Introduit à Paris dans le cercle des surréalistes, il est rapidement connu comme l’un des leurs notamment par l’importance qu’il accorde à l’onirisme. Si il se laisse d’abord porter par l’intuition pour commencer ses peintures, la suite est extrêmement travaillée pour permettre une cohérence générale. Son trait fin devient sa signature, et il attache aux détails une importance toute particulière. C’est à Paris qu’il développe réellement son langage poétique propre avec un vocabulaire des formes qui rend son style tout à fait identifiable.

Les références à sa terre natale et à la nature sont à la base de son œuvre. Cependant le climat de son siècle affecte son travail et sa vision. Miró tend au fur et à mesure des années vers une combinaison originale d’éléments tantôt inquiétants tantôt joyeux qui plongent dans l’inconscient, dans l’imagination et la poésie. Son monde est souvent magique et étrange. Au fil du temps, ses toiles deviennent plus abstraites et les formes plus organiques même si l’on y reconnaît toujours un thème.


Esprit libre et artiste engagé

Miró refuse d’être soumis à un dogme. En recherche artistique constante il se détache du mouvement des surréalistes, sans toutefois couper tout lien. En voulant « tuer la peinture » il cherche surtout à dépasser les codes qu’on lui a appris pour chercher toujours plus de spontanéité et d’expression au travers de ses œuvres. Le bleu devient sa couleur centrale, couleur du ciel et de la mer, immatérielle et mystérieuse. Profondément choqué par la montée du fascisme en Espagne il engage son art contre le franquisme. En 1940 il retourne vivre en Espagne, où il finira par s’installer définitivement avec sa famille. Là il élargie sa palette technique et artistique avec notamment la sculpture et la céramique. Artiste reconnu internationalement, il s’affaire lors des dernières années de sa vie à faire rayonner son œuvre en France et en Espagne en créant ou collaborant avec des fondations.

« Ce qui est important, ce n’est pas de finir une œuvre, mais d’entrevoir qu’elle permette un jour de commencer quelque chose. » – Joan Miró

Biographie en détails

En parallèle de son école de commerce qu’il suit à Barcelone il s’inscrit à des cours d’art à l’école de la Llotja. Son père le contraint alors à travailler comme employé aux écritures dans une entreprise de quincaillerie à 17 ans, mais le laisse que très peu de temps pour travailler son art. Déprimé, Miró contracte la typhoïde. Retiré dans la ferme familiale de Mont-roig, il décide en 1911 de se consacrer exclusivement à la peinture. Son retour à Barcelone est en demi-teinte : sa peinture, très inspirée du cubisme et dite détailliste s’éloigne des courants artistiques catalans, plus conservateurs, et le pousse à partir tenter sa chance à Paris. Il y fait son premier séjour en 1920 avant de retourner à Mont-roig pour l’été et s’installe définitivement rue Blomet en plein Montparnasse en 1921.
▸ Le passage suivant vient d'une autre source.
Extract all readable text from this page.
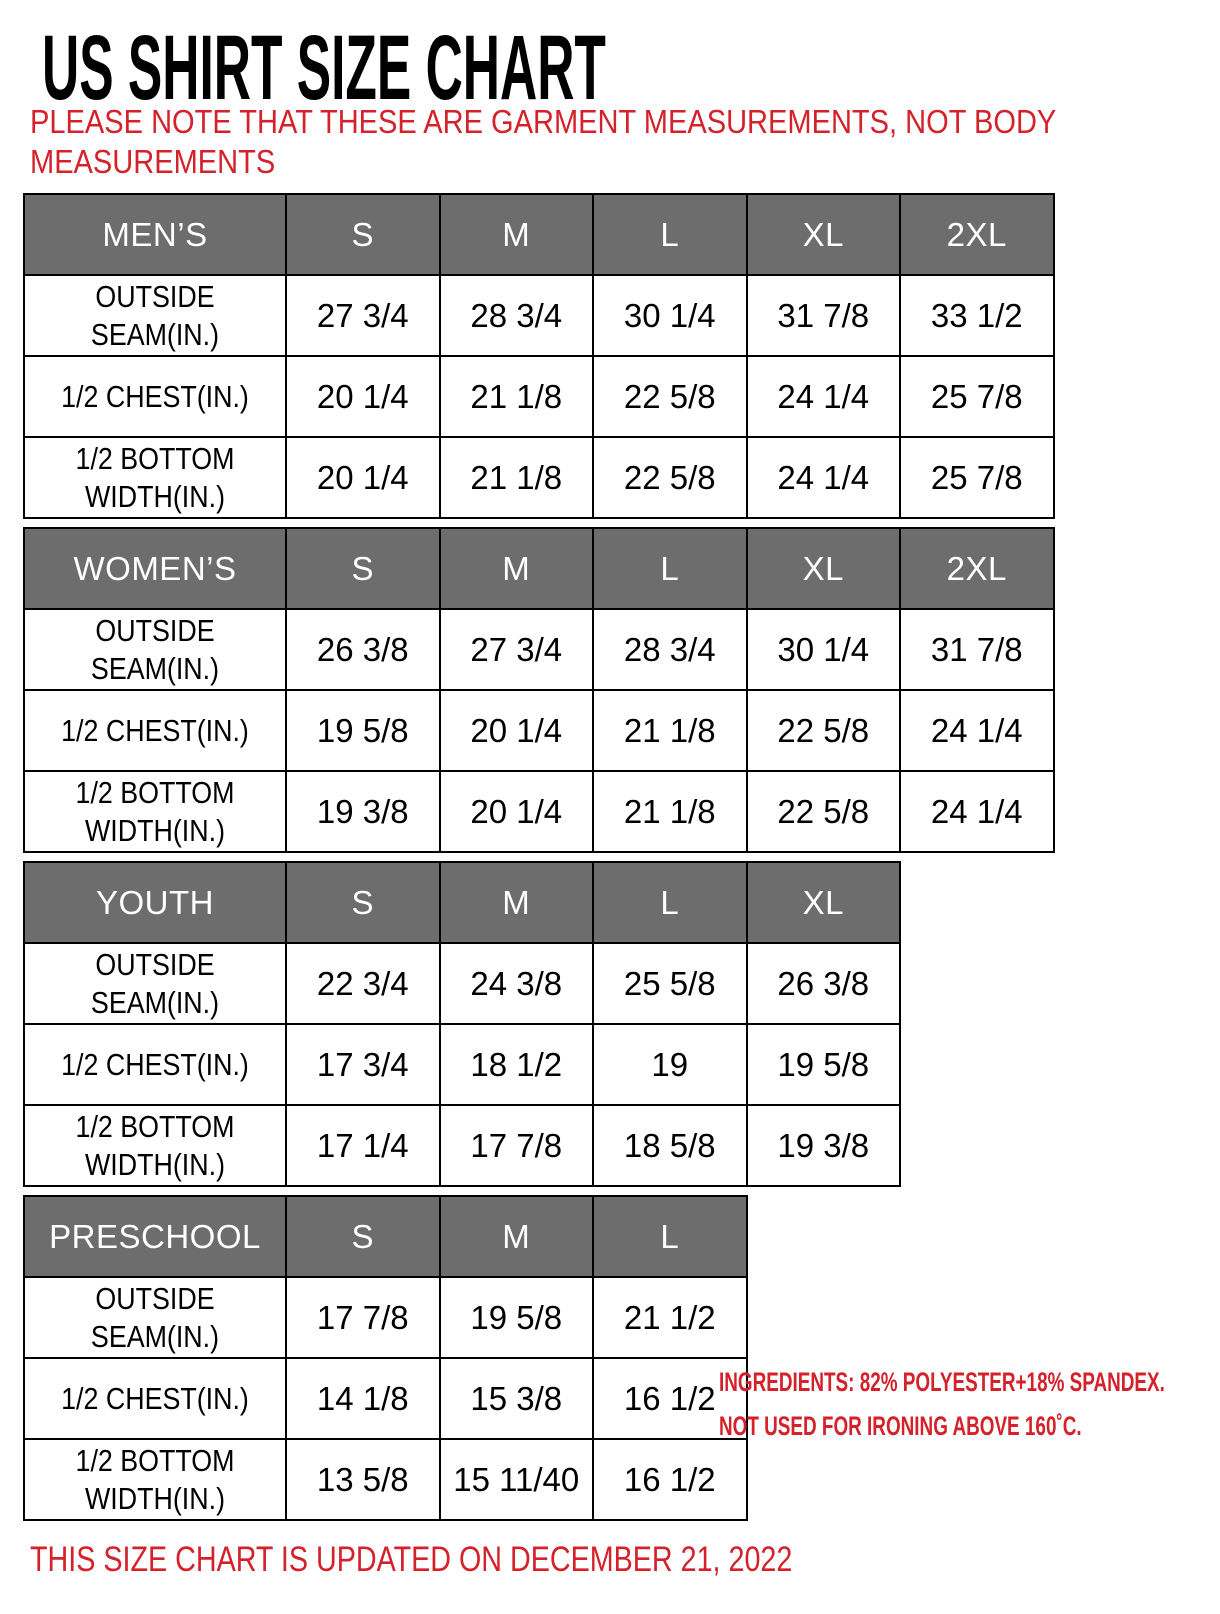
US SHIRT SIZE CHART
PLEASE NOTE THAT THESE ARE GARMENT MEASUREMENTS, NOT BODY MEASUREMENTS
MEN’S	S	M	L	XL	2XL
OUTSIDE SEAM(IN.)	27 3/4	28 3/4	30 1/4	31 7/8	33 1/2
1/2 CHEST(IN.)	20 1/4	21 1/8	22 5/8	24 1/4	25 7/8
1/2 BOTTOM WIDTH(IN.)	20 1/4	21 1/8	22 5/8	24 1/4	25 7/8
WOMEN’S	S	M	L	XL	2XL
OUTSIDE SEAM(IN.)	26 3/8	27 3/4	28 3/4	30 1/4	31 7/8
1/2 CHEST(IN.)	19 5/8	20 1/4	21 1/8	22 5/8	24 1/4
1/2 BOTTOM WIDTH(IN.)	19 3/8	20 1/4	21 1/8	22 5/8	24 1/4
YOUTH	S	M	L	XL
OUTSIDE SEAM(IN.)	22 3/4	24 3/8	25 5/8	26 3/8
1/2 CHEST(IN.)	17 3/4	18 1/2	19	19 5/8
1/2 BOTTOM WIDTH(IN.)	17 1/4	17 7/8	18 5/8	19 3/8
PRESCHOOL	S	M	L
OUTSIDE SEAM(IN.)	17 7/8	19 5/8	21 1/2
1/2 CHEST(IN.)	14 1/8	15 3/8	16 1/2
1/2 BOTTOM WIDTH(IN.)	13 5/8	15 11/40	16 1/2
INGREDIENTS: 82% POLYESTER+18% SPANDEX.
NOT USED FOR IRONING ABOVE 160˚C.
THIS SIZE CHART IS UPDATED ON DECEMBER 21, 2022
Il développe une création de codes qui lui est très propre. Il s’inspire des fresques romanes du musée Montjuic et est fasciné par l’infiniment petit. Sa vision est très poétique et donne un cadre de pensée artistique qui lui permet de s’exprimer et montrer ce qu’il ressent. Pour sa première exposition surréaliste à Paris en 1925, si il n’arrive pas à vendre les retours sont assez enthousiastes. Il réalise par la suite différentes séries comme « Peintures de rêves » (entre 1925 – 1927) et des « Paysages imaginaires » (entre 1926 et 1926). En collaboration avec Max Ernst, il travaille aux décors et costumes du ballet Roméo et Juliette, ce qui marquera une première rupture avec les surréalistes qui le critiquent pour travailler avec Diaghilev, le directeur. Sa volonté d’émancipation ne fera qu’augmenter et il déclare en 1927 vouloir « assassiner la peinture », c’est à dire ne plus s’y limiter pour créer. Il exécute alors ses premiers tableaux-objets et collages.
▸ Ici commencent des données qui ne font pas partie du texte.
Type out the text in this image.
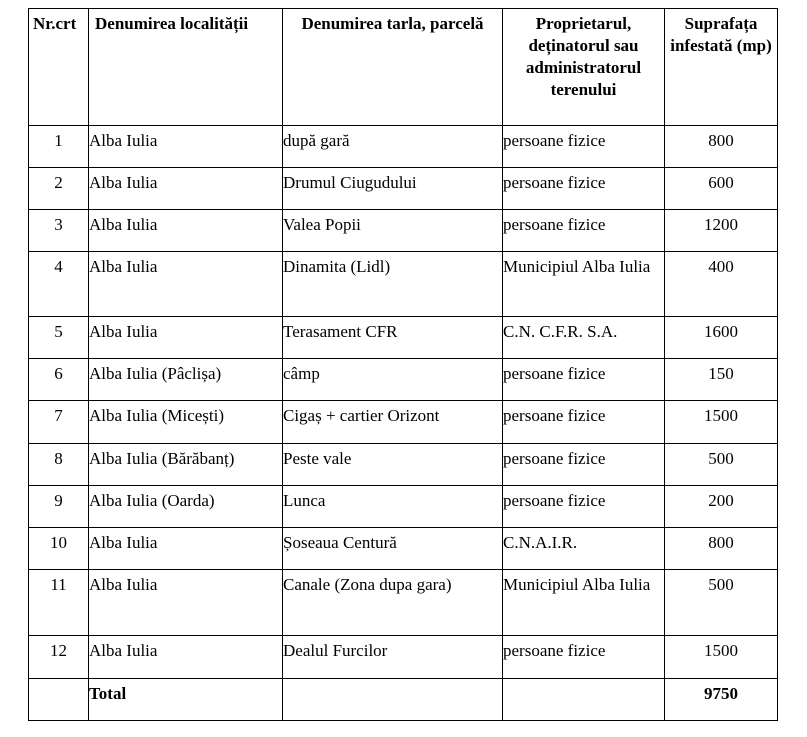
Nr.crt	Denumirea localității	Denumirea tarla, parcelă	Proprietarul, deținatorul sau administratorul terenului	Suprafața infestată (mp)
1	Alba Iulia	după gară	persoane fizice	800
2	Alba Iulia	Drumul Ciugudului	persoane fizice	600
3	Alba Iulia	Valea Popii	persoane fizice	1200
4	Alba Iulia	Dinamita (Lidl)	Municipiul Alba Iulia	400
5	Alba Iulia	Terasament CFR	C.N. C.F.R. S.A.	1600
6	Alba Iulia (Pâclișa)	câmp	persoane fizice	150
7	Alba Iulia (Micești)	Cigaș + cartier Orizont	persoane fizice	1500
8	Alba Iulia (Bărăbanț)	Peste vale	persoane fizice	500
9	Alba Iulia (Oarda)	Lunca	persoane fizice	200
10	Alba Iulia	Șoseaua Centură	C.N.A.I.R.	800
11	Alba Iulia	Canale (Zona dupa gara)	Municipiul Alba Iulia	500
12	Alba Iulia	Dealul Furcilor	persoane fizice	1500
	Total			9750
Ces années sont marquées par des expérimentations plastiques. Miró explore d’autres langages et utilise des matériaux vils, naturels ou manufacturés. Il confectionne les décors et costumes du ballet Jeux d’enfants, réalise la série de peintures monumentales « Peintures d’après collages » en 1933 puis se lance dans un cycle de peintures dites sauvages, remplies par des couleurs vives et des figures agressives. Il est alors exposé aux Etats-Unis et reçoit un accueil positif. Si il s’est détaché du surréalisme pour trouver son propre langage entre figuration et abstraction il continue de participer à certaines de leurs expositions. La montée du fascisme le préoccupe fortement et le déclenchement de la guerre civile espagnole affecte son art. Contraint de rester à Paris il se lance dans un nouveau réalisme et peint pour l’exposition universelle de Paris en 1937 un grand panneau mural, Le Faucheur, exposé dans le pavillon espagnol (voir ses œuvres).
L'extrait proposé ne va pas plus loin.